A lot of what I find when I look for solutions to this issue are about creating circular references, where a parent has a list of children which each refer back to the parent. I understand why that's difficult/impossible, but I don't think that's what I'm trying to do here. My parent/factory types don't maintain references to their children/widgets; the references only go one direction, from the child/widget to the parent/factory.

I've also found myself reading portions of the Rust spec related to this, but I'm quite honestly in over my head there. There's at least one eureka moment regarding how lifetimes actually work that I haven't had yet, and that makes it very difficult for me to follow all of the spec-level details in general, much less as they relate to my problem.
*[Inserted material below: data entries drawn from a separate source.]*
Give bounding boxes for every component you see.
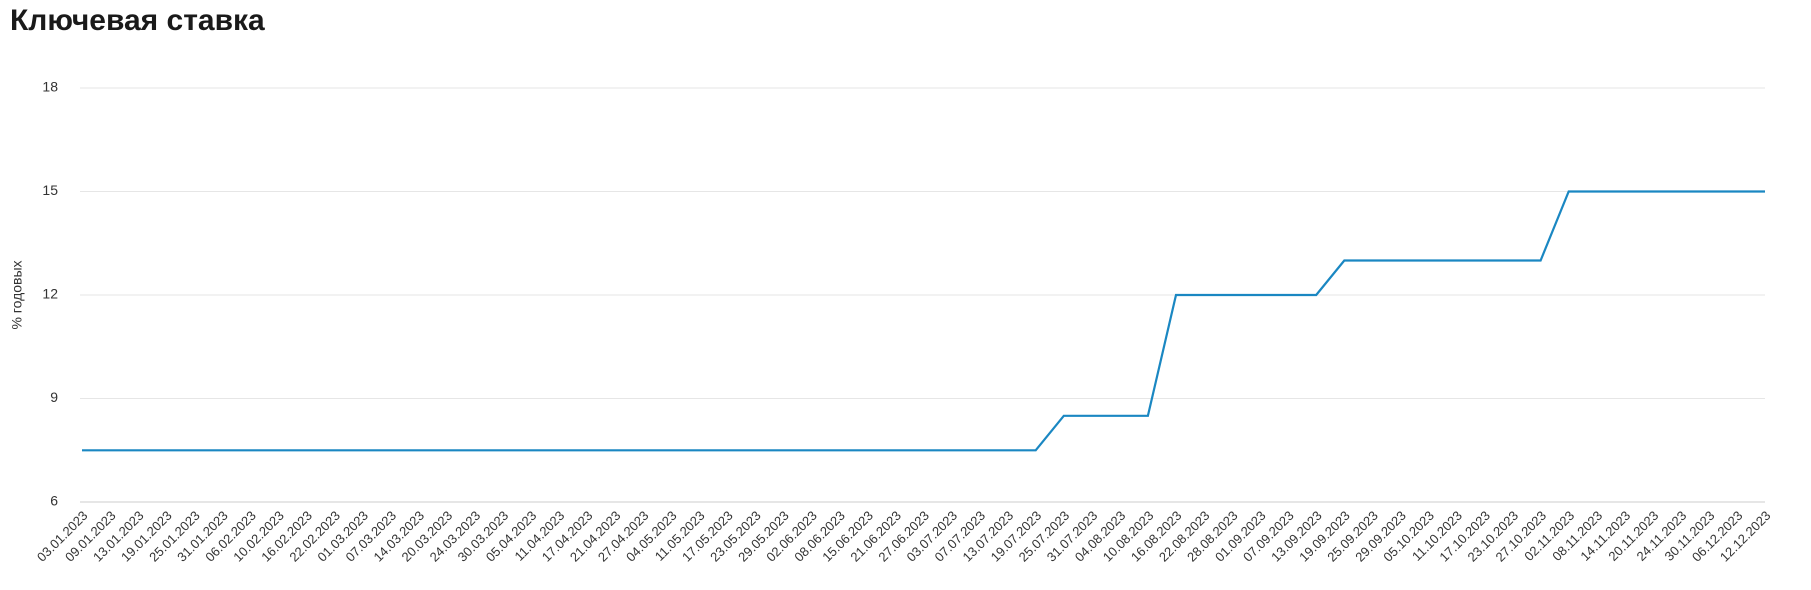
chart-title: Ключевая ставка xyxy=(10,4,265,37)
y-axis-label: % годовых xyxy=(9,260,25,329)
rate-line xyxy=(82,190,1765,452)
y-tick-label: 6 xyxy=(50,493,58,509)
y-tick-label: 9 xyxy=(50,389,58,405)
y-tick-label: 18 xyxy=(42,79,58,95)
y-tick-label: 12 xyxy=(42,286,58,302)
y-tick-label: 15 xyxy=(42,182,58,198)
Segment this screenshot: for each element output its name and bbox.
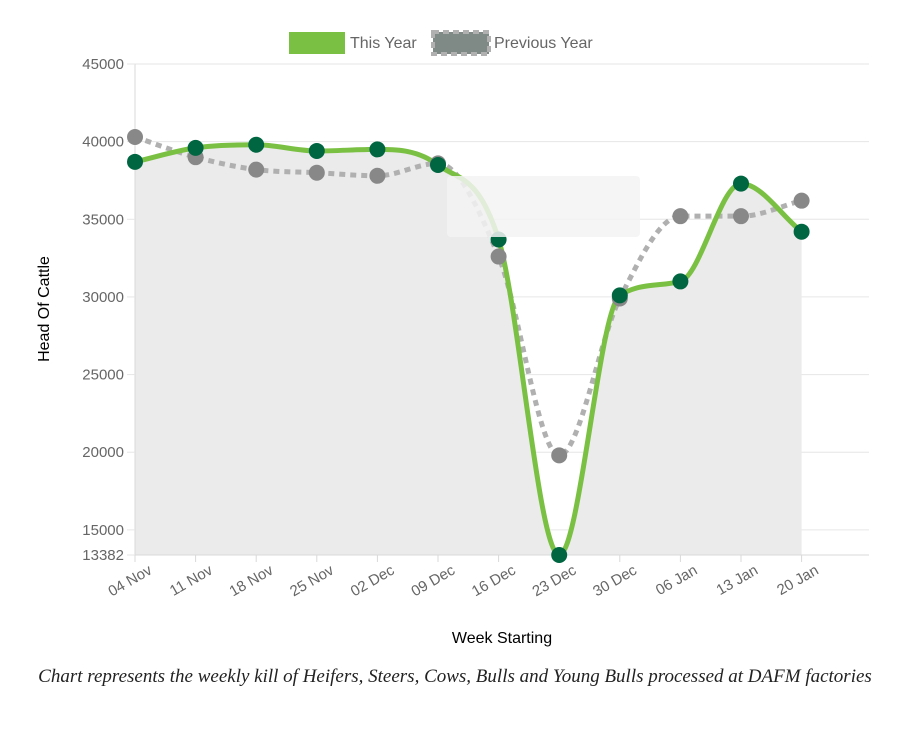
x-tick-label: 20 Jan <box>774 562 822 599</box>
legend-swatch-this-year <box>289 32 345 54</box>
x-tick-label: 02 Dec <box>348 561 398 600</box>
this-year-point[interactable] <box>187 139 204 156</box>
y-tick-label: 40000 <box>82 134 124 151</box>
y-tick-label: 20000 <box>82 444 124 461</box>
this-year-point[interactable] <box>672 273 689 290</box>
previous-year-point[interactable] <box>248 161 265 178</box>
x-tick-label: 16 Dec <box>469 561 519 600</box>
x-tick-label: 18 Nov <box>227 561 277 600</box>
y-axis-title: Head Of Cattle <box>36 256 53 362</box>
this-year-point[interactable] <box>793 223 810 240</box>
x-tick-label: 04 Nov <box>105 561 155 600</box>
this-year-point[interactable] <box>551 547 568 563</box>
x-tick-label: 13 Jan <box>713 562 761 599</box>
previous-year-point[interactable] <box>733 208 749 225</box>
area-fill <box>135 144 802 555</box>
legend-label-previous-year: Previous Year <box>494 35 593 52</box>
x-tick-label: 25 Nov <box>287 561 337 600</box>
this-year-point[interactable] <box>308 142 325 159</box>
legend-label-this-year: This Year <box>350 35 417 52</box>
this-year-point[interactable] <box>127 153 143 170</box>
x-tick-label: 06 Jan <box>653 562 701 599</box>
previous-year-point[interactable] <box>672 208 689 225</box>
y-axis-ticks: 13382 15000 20000 25000 30000 35000 40000 45000 <box>82 56 135 564</box>
y-tick-label: 25000 <box>82 367 124 384</box>
x-tick-label: 30 Dec <box>590 561 640 600</box>
x-axis-ticks: 04 Nov 11 Nov 18 Nov 25 Nov 02 Dec 09 Dec 16 D… <box>105 555 822 600</box>
legend-item-this-year[interactable]: This Year <box>289 32 417 54</box>
previous-year-point[interactable] <box>490 248 507 265</box>
this-year-point[interactable] <box>248 136 265 153</box>
chart-caption: Chart represents the weekly kill of Heif… <box>38 666 872 687</box>
line-chart: 13382 15000 20000 25000 30000 35000 40000 45000… <box>36 30 869 647</box>
x-tick-label: 11 Nov <box>167 561 216 599</box>
legend-item-previous-year[interactable]: Previous Year <box>431 30 593 56</box>
legend-swatch-previous-year <box>431 30 491 56</box>
y-tick-label: 35000 <box>82 211 124 228</box>
y-tick-label: 45000 <box>82 56 124 73</box>
x-tick-label: 23 Dec <box>530 561 580 600</box>
axes <box>134 64 869 556</box>
this-year-area <box>135 144 802 555</box>
data-points <box>127 128 810 563</box>
previous-year-point[interactable] <box>369 167 386 184</box>
y-tick-label: 13382 <box>82 547 124 564</box>
x-tick-label: 09 Dec <box>408 561 458 600</box>
x-axis-title: Week Starting <box>452 630 552 647</box>
previous-year-point[interactable] <box>793 192 810 209</box>
previous-year-point[interactable] <box>551 447 568 464</box>
previous-year-point[interactable] <box>308 164 325 181</box>
this-year-point[interactable] <box>430 156 446 173</box>
legend[interactable]: This Year Previous Year <box>289 30 593 56</box>
this-year-point[interactable] <box>369 141 386 158</box>
this-year-point[interactable] <box>611 287 628 304</box>
previous-year-point[interactable] <box>127 128 143 145</box>
tooltip-placeholder <box>447 176 640 237</box>
y-tick-label: 30000 <box>82 289 124 306</box>
y-tick-label: 15000 <box>82 522 124 539</box>
this-year-line <box>134 142 804 558</box>
this-year-point[interactable] <box>733 175 749 192</box>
I feel like I want Rust to do exactly what it's good at doing -- verify that the parent thing outlives the child thing -- but I'm not sure how to explain what I'm trying to do to Rust when the parent and child things have the same type. Can anyone help me understand either how to do this or why it can't be done?

Answer 1

For posterity, I went with the solution suggested by @SolomonUcko in a comment -- using a non-mutable parent reference with interior mutability. Here's the resolved version of the stripped down example in my question:

use std::cell::Cell;

struct Foo<'a> {
    parent: Option<&'a Foo<'a>>,
    s: String,
    i: Cell<u64>, // field manipulated by child uses interior mutability
}

impl<'a> Foo<'a> {
    fn new(s: String) -> Self {
        Foo { parent: None, s, i: Cell::new(0) }
    }

    fn push(&'a self, s: String) -> Self { // non-mut self
        Foo { parent: Some(self), s, i: Cell::new(0) }
    }

    fn print(&self) {
        println!("{}:{}", self.s, self.i.get());
    }
}

impl<'a> Drop for Foo<'a> {
    fn drop(&mut self) {
        if let Some(parent) = &mut self.parent {
            parent.i.replace(parent.i.get() + 1); // mutate parent's Cell contents
        }
    }
}

fn main() {
    let x = Foo::new("x".to_string());
    {
        let y = x.push("y".to_string());
        {
            let z = y.push("z".to_string());
            z.print(); // z:0
        } // z dropped, increments y.i
        y.print(); // y:1
    } // y dropped, increments x.i
    x.print(); // x:1
}

The actual code where I'm using this pattern also has a field of a third-party type that's just a wrapper around an Arc (i.e. ref-counting) and manipulating that from a child also works fine, as suggested by @PeterHall in another comment.